Modern humans emerged from the African mists about 50,000 years ago, but modern human feet appeared much earlier -- at least 1.5 million years ago, according to fossilized footprints found on a riverbank near Ileret, Kenya.

The several sets of footprints indicate that the hominids had a height, weight and gait similar to that of modern humans, a team reported Friday in the journal Science.

Most important, the footprints showed a pronounced arch, the big toe was parallel to the other toes and all the toes were shorter than those of apes -- structural traits characteristic of modern humans and ones that enabled them to run faster while chasing prey.

The footprints represent the earliest evidence of a modern humanlike foot anatomy, said coauthor John W. K. Harris, a Rutgers University anthropologist.

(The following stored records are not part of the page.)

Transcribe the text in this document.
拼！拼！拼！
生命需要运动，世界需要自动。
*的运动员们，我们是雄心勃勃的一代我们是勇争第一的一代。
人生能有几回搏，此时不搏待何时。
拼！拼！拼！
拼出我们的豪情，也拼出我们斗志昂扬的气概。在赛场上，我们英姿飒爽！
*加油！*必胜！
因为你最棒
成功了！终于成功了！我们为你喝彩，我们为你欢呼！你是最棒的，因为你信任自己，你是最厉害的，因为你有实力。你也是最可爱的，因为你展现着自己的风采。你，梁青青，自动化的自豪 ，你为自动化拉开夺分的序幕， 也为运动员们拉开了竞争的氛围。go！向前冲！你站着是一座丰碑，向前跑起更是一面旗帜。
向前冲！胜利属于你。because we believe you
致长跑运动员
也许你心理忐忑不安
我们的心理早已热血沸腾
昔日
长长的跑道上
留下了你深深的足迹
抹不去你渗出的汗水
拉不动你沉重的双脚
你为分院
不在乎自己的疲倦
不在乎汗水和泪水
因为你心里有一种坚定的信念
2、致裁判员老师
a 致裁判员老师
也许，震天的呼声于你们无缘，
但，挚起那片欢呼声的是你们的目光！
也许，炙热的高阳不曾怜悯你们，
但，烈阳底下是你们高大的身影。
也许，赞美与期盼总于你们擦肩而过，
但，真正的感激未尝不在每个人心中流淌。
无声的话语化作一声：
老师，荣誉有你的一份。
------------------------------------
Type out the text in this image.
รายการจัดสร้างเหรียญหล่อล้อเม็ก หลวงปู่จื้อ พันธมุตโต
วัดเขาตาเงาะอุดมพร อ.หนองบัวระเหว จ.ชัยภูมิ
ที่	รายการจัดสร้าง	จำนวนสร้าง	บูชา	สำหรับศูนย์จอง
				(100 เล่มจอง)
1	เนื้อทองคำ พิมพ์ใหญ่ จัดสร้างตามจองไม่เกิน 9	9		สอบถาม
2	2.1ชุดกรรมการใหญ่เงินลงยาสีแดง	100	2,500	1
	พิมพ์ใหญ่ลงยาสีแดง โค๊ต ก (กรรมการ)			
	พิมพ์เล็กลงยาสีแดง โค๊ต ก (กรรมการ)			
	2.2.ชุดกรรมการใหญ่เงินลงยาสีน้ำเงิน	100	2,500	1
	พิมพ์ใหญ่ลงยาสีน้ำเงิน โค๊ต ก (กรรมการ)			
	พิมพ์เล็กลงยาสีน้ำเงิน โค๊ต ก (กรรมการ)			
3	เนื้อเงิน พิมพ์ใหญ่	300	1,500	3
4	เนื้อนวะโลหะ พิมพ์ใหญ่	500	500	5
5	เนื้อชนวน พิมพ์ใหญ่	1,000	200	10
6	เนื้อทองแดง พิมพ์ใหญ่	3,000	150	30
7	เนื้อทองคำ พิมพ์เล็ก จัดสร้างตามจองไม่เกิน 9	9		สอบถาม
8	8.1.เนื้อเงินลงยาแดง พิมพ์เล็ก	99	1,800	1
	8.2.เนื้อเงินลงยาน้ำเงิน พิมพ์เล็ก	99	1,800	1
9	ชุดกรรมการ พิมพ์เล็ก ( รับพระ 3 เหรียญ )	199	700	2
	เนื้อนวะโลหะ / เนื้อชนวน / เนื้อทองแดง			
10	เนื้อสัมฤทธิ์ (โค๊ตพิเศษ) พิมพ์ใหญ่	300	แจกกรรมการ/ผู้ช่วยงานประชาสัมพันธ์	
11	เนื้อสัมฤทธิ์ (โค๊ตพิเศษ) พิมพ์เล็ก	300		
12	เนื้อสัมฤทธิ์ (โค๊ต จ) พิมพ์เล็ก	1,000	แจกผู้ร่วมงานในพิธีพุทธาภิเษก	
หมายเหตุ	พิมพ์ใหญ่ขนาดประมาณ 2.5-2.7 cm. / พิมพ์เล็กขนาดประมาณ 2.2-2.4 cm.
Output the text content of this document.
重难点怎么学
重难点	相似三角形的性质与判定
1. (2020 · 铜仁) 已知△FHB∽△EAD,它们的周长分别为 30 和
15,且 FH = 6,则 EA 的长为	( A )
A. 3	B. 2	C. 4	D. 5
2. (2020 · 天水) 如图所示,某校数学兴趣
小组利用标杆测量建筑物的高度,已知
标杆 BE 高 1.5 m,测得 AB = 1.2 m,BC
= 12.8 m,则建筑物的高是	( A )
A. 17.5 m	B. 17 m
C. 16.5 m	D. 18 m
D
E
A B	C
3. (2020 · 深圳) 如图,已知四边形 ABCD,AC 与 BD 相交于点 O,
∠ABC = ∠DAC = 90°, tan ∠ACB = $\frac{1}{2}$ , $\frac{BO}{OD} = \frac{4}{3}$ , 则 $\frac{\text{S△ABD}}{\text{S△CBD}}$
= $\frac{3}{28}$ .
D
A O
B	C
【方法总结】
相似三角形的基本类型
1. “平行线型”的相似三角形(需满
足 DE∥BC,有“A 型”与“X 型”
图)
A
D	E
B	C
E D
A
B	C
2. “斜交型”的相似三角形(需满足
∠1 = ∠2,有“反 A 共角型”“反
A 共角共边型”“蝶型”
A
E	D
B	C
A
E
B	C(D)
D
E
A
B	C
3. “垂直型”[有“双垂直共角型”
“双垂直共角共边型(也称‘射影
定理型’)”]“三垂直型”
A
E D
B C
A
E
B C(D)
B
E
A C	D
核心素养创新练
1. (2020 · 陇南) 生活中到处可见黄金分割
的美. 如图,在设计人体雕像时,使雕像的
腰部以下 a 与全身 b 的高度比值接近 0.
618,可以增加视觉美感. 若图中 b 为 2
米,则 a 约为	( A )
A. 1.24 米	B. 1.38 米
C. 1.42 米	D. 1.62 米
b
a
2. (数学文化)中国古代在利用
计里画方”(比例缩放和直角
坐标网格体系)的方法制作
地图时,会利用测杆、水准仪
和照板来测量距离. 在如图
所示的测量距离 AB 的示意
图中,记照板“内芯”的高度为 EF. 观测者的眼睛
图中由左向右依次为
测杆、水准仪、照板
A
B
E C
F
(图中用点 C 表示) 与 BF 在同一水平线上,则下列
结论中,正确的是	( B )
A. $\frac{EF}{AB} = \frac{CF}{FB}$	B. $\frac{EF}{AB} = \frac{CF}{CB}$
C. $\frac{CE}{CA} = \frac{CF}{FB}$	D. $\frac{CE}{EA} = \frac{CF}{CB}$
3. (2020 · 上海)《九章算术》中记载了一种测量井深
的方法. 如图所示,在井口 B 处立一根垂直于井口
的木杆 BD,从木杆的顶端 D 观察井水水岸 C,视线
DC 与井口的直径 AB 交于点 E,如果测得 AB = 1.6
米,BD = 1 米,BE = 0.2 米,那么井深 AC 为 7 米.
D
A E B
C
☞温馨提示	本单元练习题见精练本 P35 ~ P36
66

Earlier footprints found in Laetoli, Tanzania, and dating back about 3.6 million years, show less of an arch and a longer big toe splayed off to one side like apes' -- an adaptation useful for grasping tree limbs but not for running. That hominid, probably Australopithecus afarensis, also walked upright, but more slowly.

The Ileret footprints were most likely made by Homo ergaster, more commonly known as an early form of Homo erectus. It was the first hominid to have the longer legs and shorter arms of modern Homo sapiens.

Such footprints are rare, because they require a precise set of conditions: The river must flood and cover them with sand before they can be washed away or obliterated by animals, Harris said.